With a crowd of 31,506 cheering his every move, Dickey, who climbed Mount Kilimanjaro last winter to raise awareness for the Bombay Teen Challenge, completed his ascent during the Mets' final 2012 game at Citi Field, becoming the first Mets pitcher since Frank Viola in 1990 to win 20 games. It is the latest peak in a journey that sent Dickey to the fringes of professional baseball before pushing him to the brink of winning a Cy Young Award.
"For me, there's been this steady kind of metamorphosis from just surviving to being a craftsman," Dickey said. "And ultimately, the hope is to be an artist with what you do."
On pure artistic value alone, there was little more he could have done to improve upon his masterpiece. He allowed three runs in 7 2/3 innings but fanned 13, tying a career high.
David Wright hit a three-run homer to give the Mets a 6-3 lead that provided just enough of a cushion for the bullpen, which nearly squandered the advantage. Jon Rauch surrendered a two-run homer to Alex Presley in the ninth inning that put Dickey's victory in peril. But Bobby Parnell retired the final two hitters to make Dickey only the second 20-game winner in the big leagues this year.
"It doesn't always add up like this," Dickey said.
Only seven days earlier on the same field, the Mets hit rock bottom in a 16-1 humiliation by the Phillies. That debacle officially eliminated the Mets from playoff contention. It was witnessed by fewer people than were present to see Keith Hernandez shave his famous mustache for charity before Thursday's game.
The fans scrutinized each of Dickey's 128 pitches. They met each foul ball with groans. They greeted every two-strike count with chants for a strikeout. They provided the energy Dickey needed to push through; he later admitted that he might have pulled himself after six innings.
The Pirates put Dickey in a 2-0 hole behind run-scoring hits by Rod Barajas and Jordy Mercer in the second inning. After Ike Davis hit his 31st home run, Barajas pushed the lead to 3-1 in the fourth by swatting an 0-and-2 knuckler over the leftfield fence.
But the Mets roared back for five runs, capped by Wright's three-run shot in the fifth. The crowd demanded a curtain call; Wright obliged. Given a three-run lead, Dickey slowly regained control of his knuckler as the game went along.
When it came time to hit in the seventh, Dickey already had thrown 111 pitches, but in the dugout, Collins insisted that he push through his fatigue. Dickey even came through with an infield hit, which Collins did not want. But not until there were two outs in the eighth did Dickey exit. Upon taking his leave, he pulled the cap from his head and extended it toward the heavens. "I just kept trying to go, because they'd come and I wanted to give them that gift," he said. "And thankfully it worked out."

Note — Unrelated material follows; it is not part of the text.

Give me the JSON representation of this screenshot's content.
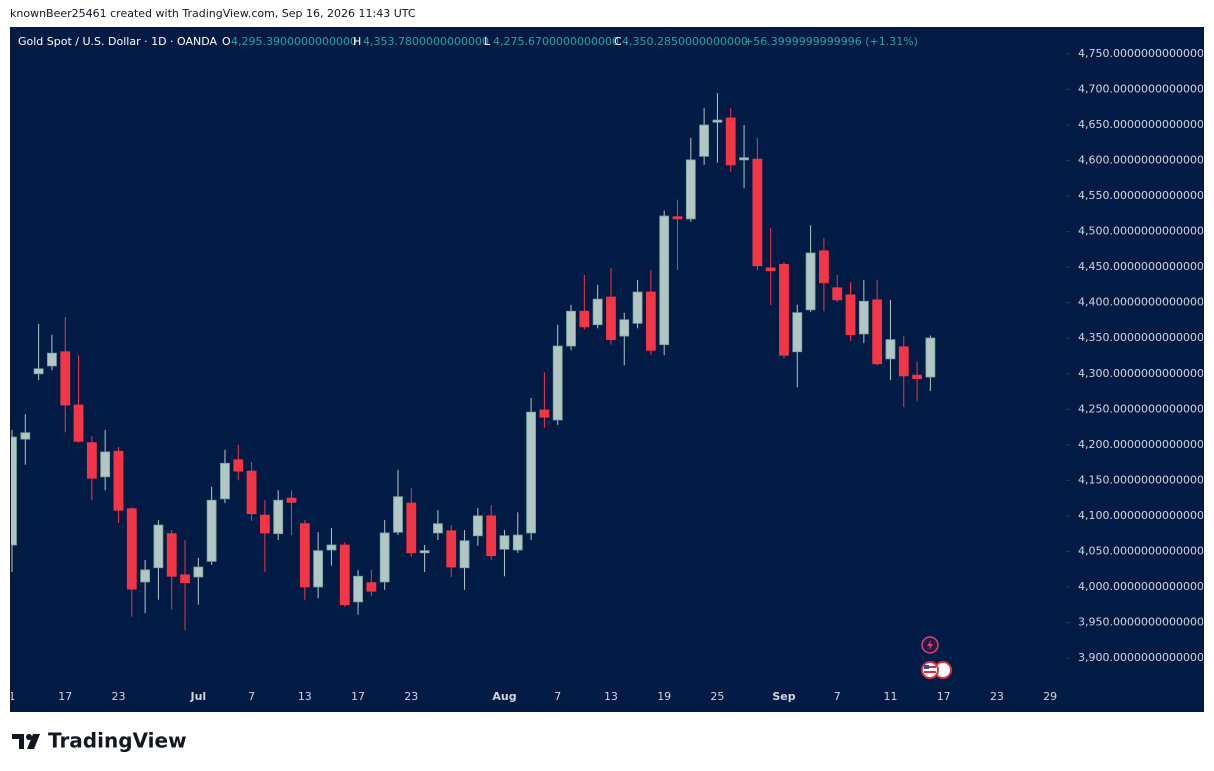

Dickey, 37, became only the sixth Mets pitcher to win 20 games in a season, joining Viola, Dwight Gooden, Jerry Koosman, David Cone and Tom Seaver. He became the first pitcher to win 20 games for a sub-.500 team since Roger Clemens went 21-7 with the Blue Jays in 1997 and the first knuckleballer to win 20 since the Astros' Joe Niekro in 1980.
Dickey did all those things by gaining control of the knuckleball -- a pitch once considered uncontrollable -- and redefining it as an art form. "The road to where he is today, a lot of people dream about it," Collins said. "Few achieve it."